Sunday, January 02, 2005

Previous Trashing Exploits

Main areas included the Central Belt of Scotland, Northumberland and Yorkshire.

I must have trashed at least 25 in the last 2 years.

Some were repeat trashes... well - the fools replaced them.

Saturday, January 01, 2005

GLOSSARY & INFO

I have been trashing caches for a few years now. When I first started I had no GPS and to be honest, I prefer it that way. Something to do with the thought of being confused with a "real" geocacher. For more info on what geocaching is, and for a scary sight, visit http://www.brillig.com/geocaching/united_kingdom.shtml

Why I trash geocaches

  • I find the hunt exciting and interesting, and the game takes me to places I perhaps wouldn't otherwise know about. This is the same reason given as geocachers as to why they take part in the traditional geocaching game (I refuse to call it a sport).
  • Most geocaches are hidden boxes of shite, often placed in areas which are either beautiful, popular for tourism, or interesting for some other reason.
  • Most geocaches I have found have been damaged in some way, either by wild animals chewing part of it, or by the elements; sometimes there will be leaky batteries, rusting metal objects, soggy notebooks, disgusting scraps of tat.
  • I resent the arrogance of these people who think that it's popular therefore it's right.
  • People encourage their children to find these things... There are more rewarding ways to enjoy the countryside than having a goal at the end that encourages greed, negative competition and selfishness.
  • I want to keep geocachers busy, both but wasting their time in seeking a cache, and also wasting the time of the cache owners who have to fret over what happened and then often decide to give the benefit of the doubt and replace with another cache, only this time I know the hiding place already. Go on, do it again. Hey - move it, make it interesting.
  • I want to make more people aware of the alternative game.
  • My aim - to make all geocaches "virtual". There is no reason why the countryside has to be filled with rubbish to encourage people out of doors.


Principles of geotrashing


  1. Use the same armory as Geotrashers. Websites, forums etc. and scan previous logs carefully for helpful hints especially photos.
  2. Use http://www.multimap.com/uk where you have no OS map. Enter the code in the format XX111111 this will require you to delete the spaces and extra digits provided on http://www.geocaching.com.
  3. Learn to THINK like a geocacher.
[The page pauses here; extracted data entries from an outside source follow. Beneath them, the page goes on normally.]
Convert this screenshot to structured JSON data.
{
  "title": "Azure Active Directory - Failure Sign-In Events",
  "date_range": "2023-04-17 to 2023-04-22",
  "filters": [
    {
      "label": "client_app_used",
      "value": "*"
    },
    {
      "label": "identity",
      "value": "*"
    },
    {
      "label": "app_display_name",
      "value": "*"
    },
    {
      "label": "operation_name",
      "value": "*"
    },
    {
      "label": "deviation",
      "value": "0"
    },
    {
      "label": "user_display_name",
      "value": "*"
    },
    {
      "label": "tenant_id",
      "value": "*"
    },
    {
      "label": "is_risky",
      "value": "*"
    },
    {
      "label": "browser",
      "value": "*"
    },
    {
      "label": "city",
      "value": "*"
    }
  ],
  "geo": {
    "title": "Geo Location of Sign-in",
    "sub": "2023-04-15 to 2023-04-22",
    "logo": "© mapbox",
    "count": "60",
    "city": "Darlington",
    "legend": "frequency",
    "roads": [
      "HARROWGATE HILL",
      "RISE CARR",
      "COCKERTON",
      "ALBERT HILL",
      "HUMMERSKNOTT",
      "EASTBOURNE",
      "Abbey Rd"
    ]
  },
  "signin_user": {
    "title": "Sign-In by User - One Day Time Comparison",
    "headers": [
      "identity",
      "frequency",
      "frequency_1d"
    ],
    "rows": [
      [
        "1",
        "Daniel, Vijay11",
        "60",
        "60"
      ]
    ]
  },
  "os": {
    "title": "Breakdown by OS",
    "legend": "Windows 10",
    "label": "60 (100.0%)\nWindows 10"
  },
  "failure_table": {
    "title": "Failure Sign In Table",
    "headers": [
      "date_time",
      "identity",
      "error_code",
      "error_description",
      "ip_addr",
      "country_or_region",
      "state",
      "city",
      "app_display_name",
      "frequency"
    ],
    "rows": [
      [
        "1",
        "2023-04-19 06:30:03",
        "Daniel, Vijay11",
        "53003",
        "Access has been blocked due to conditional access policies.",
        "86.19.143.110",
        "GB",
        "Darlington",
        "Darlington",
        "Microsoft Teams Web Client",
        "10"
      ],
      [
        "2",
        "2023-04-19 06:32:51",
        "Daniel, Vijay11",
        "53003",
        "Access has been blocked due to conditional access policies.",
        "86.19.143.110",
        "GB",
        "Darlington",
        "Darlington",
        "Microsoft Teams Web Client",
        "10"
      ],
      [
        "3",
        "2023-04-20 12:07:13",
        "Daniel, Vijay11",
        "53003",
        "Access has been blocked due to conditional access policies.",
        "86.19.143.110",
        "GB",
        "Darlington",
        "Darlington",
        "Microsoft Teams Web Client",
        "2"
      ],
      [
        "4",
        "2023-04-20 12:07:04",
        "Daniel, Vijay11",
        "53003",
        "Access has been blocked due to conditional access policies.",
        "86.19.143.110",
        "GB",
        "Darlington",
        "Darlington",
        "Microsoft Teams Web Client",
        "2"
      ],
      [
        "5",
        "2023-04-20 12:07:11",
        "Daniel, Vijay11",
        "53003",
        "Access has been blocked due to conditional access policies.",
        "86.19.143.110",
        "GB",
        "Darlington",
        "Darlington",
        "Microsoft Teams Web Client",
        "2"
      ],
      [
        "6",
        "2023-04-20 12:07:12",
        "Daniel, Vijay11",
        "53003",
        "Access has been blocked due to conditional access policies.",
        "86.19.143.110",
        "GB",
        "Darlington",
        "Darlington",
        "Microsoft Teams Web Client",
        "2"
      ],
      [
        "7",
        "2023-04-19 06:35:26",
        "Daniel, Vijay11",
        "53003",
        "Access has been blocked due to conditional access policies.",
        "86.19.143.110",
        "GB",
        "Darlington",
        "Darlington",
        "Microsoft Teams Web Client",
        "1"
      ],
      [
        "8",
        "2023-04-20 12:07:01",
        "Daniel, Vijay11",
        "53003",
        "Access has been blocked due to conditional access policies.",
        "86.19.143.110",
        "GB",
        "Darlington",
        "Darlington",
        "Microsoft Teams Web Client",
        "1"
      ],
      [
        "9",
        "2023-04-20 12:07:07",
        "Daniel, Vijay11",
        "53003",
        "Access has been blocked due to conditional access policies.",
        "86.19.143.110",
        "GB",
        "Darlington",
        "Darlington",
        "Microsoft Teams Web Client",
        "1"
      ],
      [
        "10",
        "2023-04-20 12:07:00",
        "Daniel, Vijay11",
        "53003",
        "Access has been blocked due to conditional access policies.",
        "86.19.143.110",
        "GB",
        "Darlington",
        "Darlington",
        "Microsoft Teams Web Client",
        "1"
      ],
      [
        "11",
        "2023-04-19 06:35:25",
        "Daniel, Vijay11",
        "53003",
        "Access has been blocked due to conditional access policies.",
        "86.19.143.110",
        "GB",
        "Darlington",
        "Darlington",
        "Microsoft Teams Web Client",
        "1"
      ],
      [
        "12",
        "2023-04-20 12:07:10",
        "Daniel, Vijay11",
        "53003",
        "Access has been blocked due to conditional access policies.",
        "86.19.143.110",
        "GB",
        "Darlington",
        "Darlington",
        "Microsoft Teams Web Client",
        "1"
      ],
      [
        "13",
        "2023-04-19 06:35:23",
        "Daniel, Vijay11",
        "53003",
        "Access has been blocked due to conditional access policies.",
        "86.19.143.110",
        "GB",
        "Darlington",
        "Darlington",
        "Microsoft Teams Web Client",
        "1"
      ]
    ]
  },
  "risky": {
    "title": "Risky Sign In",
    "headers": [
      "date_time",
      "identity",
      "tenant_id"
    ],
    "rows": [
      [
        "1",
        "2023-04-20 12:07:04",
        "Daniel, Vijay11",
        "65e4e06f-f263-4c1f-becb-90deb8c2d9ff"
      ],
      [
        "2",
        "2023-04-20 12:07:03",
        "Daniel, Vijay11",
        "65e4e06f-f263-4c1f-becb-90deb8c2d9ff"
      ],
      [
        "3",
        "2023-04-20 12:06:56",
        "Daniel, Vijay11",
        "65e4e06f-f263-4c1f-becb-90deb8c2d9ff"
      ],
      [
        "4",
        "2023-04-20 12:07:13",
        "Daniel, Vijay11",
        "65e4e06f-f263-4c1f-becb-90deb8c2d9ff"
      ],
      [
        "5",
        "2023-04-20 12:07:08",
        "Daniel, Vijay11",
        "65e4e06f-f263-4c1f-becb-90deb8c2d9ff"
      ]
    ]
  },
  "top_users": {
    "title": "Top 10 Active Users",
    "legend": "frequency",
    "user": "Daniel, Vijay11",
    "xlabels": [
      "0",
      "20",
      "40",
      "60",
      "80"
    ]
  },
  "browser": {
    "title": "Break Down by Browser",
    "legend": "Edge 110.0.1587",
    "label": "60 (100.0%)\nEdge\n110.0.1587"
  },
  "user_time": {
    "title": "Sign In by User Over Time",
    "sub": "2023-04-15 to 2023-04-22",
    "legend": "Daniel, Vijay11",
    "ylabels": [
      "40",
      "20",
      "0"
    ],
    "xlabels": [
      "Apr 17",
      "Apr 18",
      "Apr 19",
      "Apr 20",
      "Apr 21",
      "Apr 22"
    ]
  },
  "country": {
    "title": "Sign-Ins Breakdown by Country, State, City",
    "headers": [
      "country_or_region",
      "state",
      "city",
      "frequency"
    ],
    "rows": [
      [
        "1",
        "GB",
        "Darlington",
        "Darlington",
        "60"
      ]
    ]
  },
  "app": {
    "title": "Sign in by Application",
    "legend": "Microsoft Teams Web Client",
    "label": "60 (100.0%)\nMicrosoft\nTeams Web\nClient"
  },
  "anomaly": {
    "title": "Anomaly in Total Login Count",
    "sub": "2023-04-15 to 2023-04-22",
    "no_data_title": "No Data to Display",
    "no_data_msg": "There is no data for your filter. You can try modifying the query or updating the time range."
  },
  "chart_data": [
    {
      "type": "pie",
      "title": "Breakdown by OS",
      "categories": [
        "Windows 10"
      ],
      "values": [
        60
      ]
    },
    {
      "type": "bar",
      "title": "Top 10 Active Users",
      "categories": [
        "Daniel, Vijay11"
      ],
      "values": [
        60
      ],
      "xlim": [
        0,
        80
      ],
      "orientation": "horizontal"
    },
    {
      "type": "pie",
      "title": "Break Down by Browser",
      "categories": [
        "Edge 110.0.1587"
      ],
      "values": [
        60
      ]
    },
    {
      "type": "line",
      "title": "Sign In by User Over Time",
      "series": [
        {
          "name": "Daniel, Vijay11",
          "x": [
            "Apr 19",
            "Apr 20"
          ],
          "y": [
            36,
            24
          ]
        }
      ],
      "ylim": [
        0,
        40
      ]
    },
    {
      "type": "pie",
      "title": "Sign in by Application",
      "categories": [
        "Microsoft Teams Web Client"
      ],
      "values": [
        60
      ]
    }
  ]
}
They like to hide caches where normal people can't see them... if the cache is sited at an interesting place, e.g. a monument, it won't be placed right there... it'll be a short distance away, preferably in a position that allows a visit out of the gaze of other mortals.
  4. Extra satisfaction can be gained by collecting Travel Bugs or Geocoins. This really pisses them off.

Glossary

  • micro cache = usually a 35mm film canister
  • travel bug = a "dog tag" style trophy usually attached to an particular piece of tat, in order to distiguish it from the other normal pieces of tat found in a cache.